# Smoked salmon (something new)



## bryce (Apr 7, 2015)

So I'm trying two new things today. 1st - I've never smoked salmon on my new WMS so this is a total WAG (wild ass guess) for me. 2nd - this was a spontaneous decision so no time brine. I've never not brined smoked salmon so this will be interesting. I added a fish rub and a little brown sugar to the top of each piece and that's about it.

Smoking at 150 (if any of you have WSM smoked salmon experience is this a good temp?)

Wild caught Sockeye for the fish

Using a combination of Apple and Hickory

Figuring this will take 4 hours...

I was really good at hot-smoking salmon on my old, cheap grill so I'm hoping to lean how to do it on this one.

Here it is with the rub. I used a towel to try to soak up moisture since I didn't have time to form a pellicle.  I'm cutting all sorts of corners with this one..hahaha













fish 1.jpg



__ bryce
__ Apr 7, 2015






The seasoning













fish 2.jpg



__ bryce
__ Apr 7, 2015






Into the smoker they go













fish 3.jpg



__ bryce
__ Apr 7, 2015


















fish 4.jpg



__ bryce
__ Apr 7, 2015






I'll take some more pictures later.


----------



## bryce (Apr 7, 2015)

1 hour in.













fish 5.jpg



__ bryce
__ Apr 7, 2015


----------



## bkleinsmid (Apr 7, 2015)

Crazy enough......I think you got a handle on this one.
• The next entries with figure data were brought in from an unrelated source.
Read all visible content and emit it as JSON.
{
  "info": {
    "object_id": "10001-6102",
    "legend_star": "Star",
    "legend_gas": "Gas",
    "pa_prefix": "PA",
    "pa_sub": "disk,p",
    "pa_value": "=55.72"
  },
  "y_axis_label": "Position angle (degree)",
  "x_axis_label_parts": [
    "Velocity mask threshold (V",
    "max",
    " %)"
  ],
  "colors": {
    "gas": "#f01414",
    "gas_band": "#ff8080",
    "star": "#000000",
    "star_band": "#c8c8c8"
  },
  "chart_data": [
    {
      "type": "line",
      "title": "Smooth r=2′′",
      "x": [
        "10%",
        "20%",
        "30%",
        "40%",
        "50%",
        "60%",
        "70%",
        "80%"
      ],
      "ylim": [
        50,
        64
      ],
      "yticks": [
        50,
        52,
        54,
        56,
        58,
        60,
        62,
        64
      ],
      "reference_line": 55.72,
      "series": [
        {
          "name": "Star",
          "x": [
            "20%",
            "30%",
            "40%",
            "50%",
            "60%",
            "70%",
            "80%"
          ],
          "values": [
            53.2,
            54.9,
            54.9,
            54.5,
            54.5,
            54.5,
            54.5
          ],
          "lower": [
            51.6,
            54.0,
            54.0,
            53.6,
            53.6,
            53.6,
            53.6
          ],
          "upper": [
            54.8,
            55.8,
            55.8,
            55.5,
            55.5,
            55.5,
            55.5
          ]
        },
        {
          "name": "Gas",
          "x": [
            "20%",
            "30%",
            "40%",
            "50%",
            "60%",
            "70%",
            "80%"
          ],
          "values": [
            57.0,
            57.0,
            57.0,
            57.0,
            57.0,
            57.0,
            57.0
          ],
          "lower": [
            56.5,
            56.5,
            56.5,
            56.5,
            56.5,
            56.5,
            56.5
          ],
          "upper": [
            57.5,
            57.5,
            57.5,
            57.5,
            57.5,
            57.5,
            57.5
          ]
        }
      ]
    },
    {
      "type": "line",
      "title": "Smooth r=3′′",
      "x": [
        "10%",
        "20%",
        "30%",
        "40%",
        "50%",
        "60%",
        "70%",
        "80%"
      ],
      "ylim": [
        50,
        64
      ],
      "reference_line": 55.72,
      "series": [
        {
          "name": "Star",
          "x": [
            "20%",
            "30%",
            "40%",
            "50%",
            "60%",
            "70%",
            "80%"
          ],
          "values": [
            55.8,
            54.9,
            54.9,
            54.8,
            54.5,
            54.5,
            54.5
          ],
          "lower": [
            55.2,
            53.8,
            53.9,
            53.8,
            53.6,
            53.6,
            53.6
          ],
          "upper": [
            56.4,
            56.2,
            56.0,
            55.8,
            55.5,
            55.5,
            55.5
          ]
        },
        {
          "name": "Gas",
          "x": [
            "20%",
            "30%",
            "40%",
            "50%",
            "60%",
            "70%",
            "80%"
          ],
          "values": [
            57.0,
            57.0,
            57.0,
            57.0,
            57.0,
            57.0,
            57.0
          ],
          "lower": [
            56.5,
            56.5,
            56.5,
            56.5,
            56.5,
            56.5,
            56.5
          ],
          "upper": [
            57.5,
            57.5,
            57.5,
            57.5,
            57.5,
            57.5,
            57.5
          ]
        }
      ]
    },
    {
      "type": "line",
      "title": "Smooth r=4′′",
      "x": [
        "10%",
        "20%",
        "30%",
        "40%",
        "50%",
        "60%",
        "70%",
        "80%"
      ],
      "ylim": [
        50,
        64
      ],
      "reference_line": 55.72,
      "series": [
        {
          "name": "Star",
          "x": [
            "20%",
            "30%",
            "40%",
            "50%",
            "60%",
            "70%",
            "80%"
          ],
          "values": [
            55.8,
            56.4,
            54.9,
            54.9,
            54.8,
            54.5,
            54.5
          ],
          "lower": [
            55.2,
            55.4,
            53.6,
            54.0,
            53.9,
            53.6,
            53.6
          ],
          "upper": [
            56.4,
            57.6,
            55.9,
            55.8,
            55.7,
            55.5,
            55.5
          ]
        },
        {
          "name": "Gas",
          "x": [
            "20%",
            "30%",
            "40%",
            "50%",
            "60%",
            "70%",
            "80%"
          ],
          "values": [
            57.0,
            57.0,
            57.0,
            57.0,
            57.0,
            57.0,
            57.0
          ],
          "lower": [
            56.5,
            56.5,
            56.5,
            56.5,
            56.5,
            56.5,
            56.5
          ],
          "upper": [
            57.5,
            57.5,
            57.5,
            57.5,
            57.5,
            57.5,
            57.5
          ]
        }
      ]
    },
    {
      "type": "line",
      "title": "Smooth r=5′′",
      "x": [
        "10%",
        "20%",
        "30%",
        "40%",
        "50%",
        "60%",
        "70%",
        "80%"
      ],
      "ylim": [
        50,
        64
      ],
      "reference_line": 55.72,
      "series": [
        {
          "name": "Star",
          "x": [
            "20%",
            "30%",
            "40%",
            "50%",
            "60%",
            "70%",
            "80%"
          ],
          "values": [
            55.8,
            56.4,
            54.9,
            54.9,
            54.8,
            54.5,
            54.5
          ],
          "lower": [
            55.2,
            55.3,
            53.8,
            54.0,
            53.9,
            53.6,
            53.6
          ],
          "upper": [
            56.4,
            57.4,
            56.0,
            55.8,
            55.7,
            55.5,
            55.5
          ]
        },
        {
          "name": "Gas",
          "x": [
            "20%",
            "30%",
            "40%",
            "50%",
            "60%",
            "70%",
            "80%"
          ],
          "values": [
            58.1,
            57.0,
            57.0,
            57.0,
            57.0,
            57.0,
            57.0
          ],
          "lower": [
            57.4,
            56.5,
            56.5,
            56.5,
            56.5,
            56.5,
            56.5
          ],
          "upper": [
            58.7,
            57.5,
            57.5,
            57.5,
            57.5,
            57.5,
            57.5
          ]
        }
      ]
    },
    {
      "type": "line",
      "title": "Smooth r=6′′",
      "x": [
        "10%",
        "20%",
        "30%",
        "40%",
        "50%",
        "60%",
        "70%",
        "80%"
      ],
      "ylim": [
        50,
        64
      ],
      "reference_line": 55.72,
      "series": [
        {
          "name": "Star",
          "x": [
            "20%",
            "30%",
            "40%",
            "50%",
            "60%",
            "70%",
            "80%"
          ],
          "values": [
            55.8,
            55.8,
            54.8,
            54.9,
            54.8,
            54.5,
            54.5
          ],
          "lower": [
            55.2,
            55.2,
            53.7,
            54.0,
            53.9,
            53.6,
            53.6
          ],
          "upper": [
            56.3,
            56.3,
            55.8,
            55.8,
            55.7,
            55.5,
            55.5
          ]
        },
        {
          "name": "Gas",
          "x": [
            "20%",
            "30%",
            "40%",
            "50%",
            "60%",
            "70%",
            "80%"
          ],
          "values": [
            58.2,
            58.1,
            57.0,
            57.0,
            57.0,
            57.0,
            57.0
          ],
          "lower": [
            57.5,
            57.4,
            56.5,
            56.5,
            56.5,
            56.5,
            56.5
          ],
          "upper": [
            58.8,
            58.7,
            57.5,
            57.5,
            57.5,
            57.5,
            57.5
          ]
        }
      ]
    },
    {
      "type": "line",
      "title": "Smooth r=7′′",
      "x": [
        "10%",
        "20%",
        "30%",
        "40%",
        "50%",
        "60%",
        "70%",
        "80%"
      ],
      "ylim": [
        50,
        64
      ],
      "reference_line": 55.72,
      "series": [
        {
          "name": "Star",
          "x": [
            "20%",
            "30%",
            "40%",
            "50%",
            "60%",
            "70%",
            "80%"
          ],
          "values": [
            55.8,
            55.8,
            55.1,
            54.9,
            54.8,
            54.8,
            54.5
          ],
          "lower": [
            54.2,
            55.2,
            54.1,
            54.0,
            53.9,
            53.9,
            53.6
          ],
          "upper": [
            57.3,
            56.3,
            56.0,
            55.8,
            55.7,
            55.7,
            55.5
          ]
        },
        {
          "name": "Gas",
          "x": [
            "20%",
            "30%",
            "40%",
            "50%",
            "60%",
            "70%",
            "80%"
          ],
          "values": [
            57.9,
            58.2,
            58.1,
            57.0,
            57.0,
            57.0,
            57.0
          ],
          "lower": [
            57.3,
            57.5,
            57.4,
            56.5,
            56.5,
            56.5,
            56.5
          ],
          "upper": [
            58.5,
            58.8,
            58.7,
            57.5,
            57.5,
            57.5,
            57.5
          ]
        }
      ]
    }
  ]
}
They look great.....

Brad


----------



## dirtsailor2003 (Apr 7, 2015)

Looks tasty!


----------



## brooksy (Apr 7, 2015)

Looking forward to seeing the final product!


----------



## bryce (Apr 7, 2015)

Thanks everyone - so far so good. 1 hour in now. The proof will be in the taste but I can't imagine this coming close to a nicely brined smoked salmon.













fish 6.jpg



__ bryce
__ Apr 7, 2015


----------



## bryce (Apr 7, 2015)

3 hours in and removed the fish. Ran the temp a little too high for this smoker as I would have liked another hour at a lower temp.

Anyhow, there's definitely no substitute for a good brine. The salmon was average without it. A bit too bland and I won't use that rub for smoking again.

So, I'm going to mess around and try to candy up some of the fillets with brown sugar back in the smoker. We'll see!!













fish 7.jpg



__ bryce
__ Apr 7, 2015


----------



## crazymoon (Apr 8, 2015)

B, It still looks good  as is !


----------



## bryce (Apr 8, 2015)

Thanks CrazyMoon. It was ok. We're eating the rest tonight. Smoked salmon is always better the next day. I think I'll nail it on my next try though.


----------



## gary s (Apr 8, 2015)

Color looks good, sorry the flavor wasn't what you wanted.

Gary


----------



## bryce (Apr 8, 2015)

Hi Gary, yeah I took a stab at it knowing most likely it wouldn't be the same. We were really pressed for time but still ended up being fun to experiment. That was $38.00 of wild salmon though!


----------



## disco (Apr 24, 2015)

Nice looking project but I agree a brine makes salmon great!

Disco


----------



## bryce (Apr 25, 2015)

True that!

it's really amazing at how brining and smoking salmon transforms it into little pieces of heaven. Other than smoked or cedar planked, I really don't like salmon but boy or boy, I like smoked salmon as much as any pork or beef.


----------